Please note: As of January 20, 2021, information in some news releases may be out of date or not reflect current policies.
News Release
EBSA Press Release: Labor Department Exemption Saves Employees Plans' Fees On Plan Investments [08/08/1997]
Archived News Release — Caution: Information may be out of date.
For more information call: (202) 219-8921
Employee benefit plans will save millions of dollars in brokerage fees under a U.S. Department of Labor class exemption allowing the transfer of benefit funds from banks and investment advisers to no-load mutual funds. Such transactions currently are prohibited by the Employee Retirement Income Security Act (ERISA) unless the department grants an exemption allowing the transactions.

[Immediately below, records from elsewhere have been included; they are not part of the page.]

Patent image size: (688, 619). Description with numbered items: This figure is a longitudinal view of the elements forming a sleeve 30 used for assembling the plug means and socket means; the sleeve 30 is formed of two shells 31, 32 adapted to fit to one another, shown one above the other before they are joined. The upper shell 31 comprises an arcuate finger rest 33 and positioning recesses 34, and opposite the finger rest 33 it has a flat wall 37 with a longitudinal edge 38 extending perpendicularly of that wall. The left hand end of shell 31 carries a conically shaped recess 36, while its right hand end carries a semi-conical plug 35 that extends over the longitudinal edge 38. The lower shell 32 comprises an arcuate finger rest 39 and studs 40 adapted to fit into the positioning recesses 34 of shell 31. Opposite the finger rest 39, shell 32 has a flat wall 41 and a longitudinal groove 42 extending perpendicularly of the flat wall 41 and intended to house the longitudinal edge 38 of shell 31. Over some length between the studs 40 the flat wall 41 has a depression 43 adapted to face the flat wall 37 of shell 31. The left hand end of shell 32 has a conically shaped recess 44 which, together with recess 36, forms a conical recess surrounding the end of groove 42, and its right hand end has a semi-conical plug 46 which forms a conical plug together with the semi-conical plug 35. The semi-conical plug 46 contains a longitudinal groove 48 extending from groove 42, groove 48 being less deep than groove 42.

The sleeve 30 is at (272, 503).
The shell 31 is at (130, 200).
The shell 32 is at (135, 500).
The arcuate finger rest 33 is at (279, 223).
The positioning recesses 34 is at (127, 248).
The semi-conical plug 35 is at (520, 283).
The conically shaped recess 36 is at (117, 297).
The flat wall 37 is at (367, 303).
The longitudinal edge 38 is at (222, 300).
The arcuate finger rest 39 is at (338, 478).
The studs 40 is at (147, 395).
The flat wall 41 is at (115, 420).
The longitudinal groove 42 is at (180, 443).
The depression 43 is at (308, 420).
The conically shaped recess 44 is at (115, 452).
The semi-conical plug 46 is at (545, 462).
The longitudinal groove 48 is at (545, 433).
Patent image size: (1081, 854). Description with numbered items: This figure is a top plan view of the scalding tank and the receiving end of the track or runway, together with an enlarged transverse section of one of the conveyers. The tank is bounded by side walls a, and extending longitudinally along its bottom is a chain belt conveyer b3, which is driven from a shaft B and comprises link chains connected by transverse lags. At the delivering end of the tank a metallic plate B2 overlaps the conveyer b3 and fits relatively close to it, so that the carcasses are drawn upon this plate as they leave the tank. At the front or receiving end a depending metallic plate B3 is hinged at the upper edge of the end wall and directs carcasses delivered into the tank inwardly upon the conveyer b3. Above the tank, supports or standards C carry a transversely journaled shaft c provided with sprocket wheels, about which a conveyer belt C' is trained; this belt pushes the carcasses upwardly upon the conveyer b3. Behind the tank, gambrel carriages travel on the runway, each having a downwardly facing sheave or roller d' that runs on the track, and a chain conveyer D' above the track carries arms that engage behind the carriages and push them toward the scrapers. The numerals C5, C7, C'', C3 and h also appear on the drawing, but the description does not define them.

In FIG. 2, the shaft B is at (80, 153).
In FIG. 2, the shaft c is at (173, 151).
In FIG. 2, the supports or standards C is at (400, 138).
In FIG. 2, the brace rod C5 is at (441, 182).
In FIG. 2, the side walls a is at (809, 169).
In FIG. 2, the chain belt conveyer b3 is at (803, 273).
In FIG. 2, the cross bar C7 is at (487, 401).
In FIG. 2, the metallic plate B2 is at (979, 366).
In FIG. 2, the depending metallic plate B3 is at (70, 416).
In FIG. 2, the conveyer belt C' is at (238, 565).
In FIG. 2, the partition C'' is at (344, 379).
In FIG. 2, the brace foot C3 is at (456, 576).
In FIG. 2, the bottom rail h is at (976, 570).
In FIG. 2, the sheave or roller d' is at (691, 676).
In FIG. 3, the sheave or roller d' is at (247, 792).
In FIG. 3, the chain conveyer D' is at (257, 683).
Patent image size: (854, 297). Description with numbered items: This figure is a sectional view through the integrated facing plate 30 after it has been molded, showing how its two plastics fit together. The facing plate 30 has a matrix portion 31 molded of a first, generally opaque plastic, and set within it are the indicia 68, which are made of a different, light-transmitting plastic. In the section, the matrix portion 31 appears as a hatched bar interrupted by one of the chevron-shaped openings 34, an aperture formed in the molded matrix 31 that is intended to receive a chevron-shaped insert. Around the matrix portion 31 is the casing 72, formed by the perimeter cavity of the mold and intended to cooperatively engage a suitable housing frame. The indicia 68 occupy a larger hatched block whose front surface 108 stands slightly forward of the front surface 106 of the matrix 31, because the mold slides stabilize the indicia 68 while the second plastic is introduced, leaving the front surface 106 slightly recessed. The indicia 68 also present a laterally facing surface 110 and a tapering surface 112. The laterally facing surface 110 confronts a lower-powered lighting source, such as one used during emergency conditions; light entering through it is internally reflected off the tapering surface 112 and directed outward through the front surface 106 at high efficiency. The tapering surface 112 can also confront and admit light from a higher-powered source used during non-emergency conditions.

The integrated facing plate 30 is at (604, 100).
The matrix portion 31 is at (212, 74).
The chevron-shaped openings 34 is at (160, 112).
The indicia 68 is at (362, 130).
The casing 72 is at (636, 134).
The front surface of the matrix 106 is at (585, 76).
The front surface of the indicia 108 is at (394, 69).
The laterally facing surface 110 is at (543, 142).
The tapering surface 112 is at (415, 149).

Federated Investors, a mutual fund sponsor, requested the exemption last year to cover investments where plan assets are converted from collective investment funds to mutual funds. The company requested the exemption because many banks have been switching from collective investment funds (CIFs) to mutual funds.
The final exemption, however, was expanded to include transfers of plan assets by banks and non-bank registered investment advisers. Under the exemption, federal or state banks and registered investment advisers covered by the Investment Advisers Act of 1940 may convert plan funds into mutual funds if:
- information is disclosed about the mutual fund and the conversion process, including why the exchange of investments is appropriate to the plan;
- an independent plan fiduciary approves in advance by written authorization each transfer of CIF assets in exchange for shares of a mutual fund;
- plan clients pay no commissions or other fees in connection with the purchase of mutual fund shares;
- written confirmation is provided to the independent plan fiduciary within 105 days of the transactions;
- within 30 days information is furnished which discloses the identity of each security not listed on a national exchange or NASDAQ and the identity of the pricing service or market-maker contacted to determine the value of such securities;
- combined total fees received by a bank from a client plan for services received cannot exceed reasonable compensation;
- the value of mutual fund shares received by a plan equals the current market value of its pro-rata share of assets in the CIF on the date of the exchange; and
- the independent plan fiduciary receives ongoing disclosure of information, such as an updated prospectus and a report or statement of fees paid to the bank.
Two major changes from the exemption proposed on Nov. 13, 1996, are: expansion of the scope of the exemptive relief to include non-bank registered investment advisers as parties to the transactions, and the option to use electronic mail or facsimile as a means of providing independent plan fiduciaries with confirmation statements relating to asset transfers.
Archived News Release — Caution: Information may be out of date.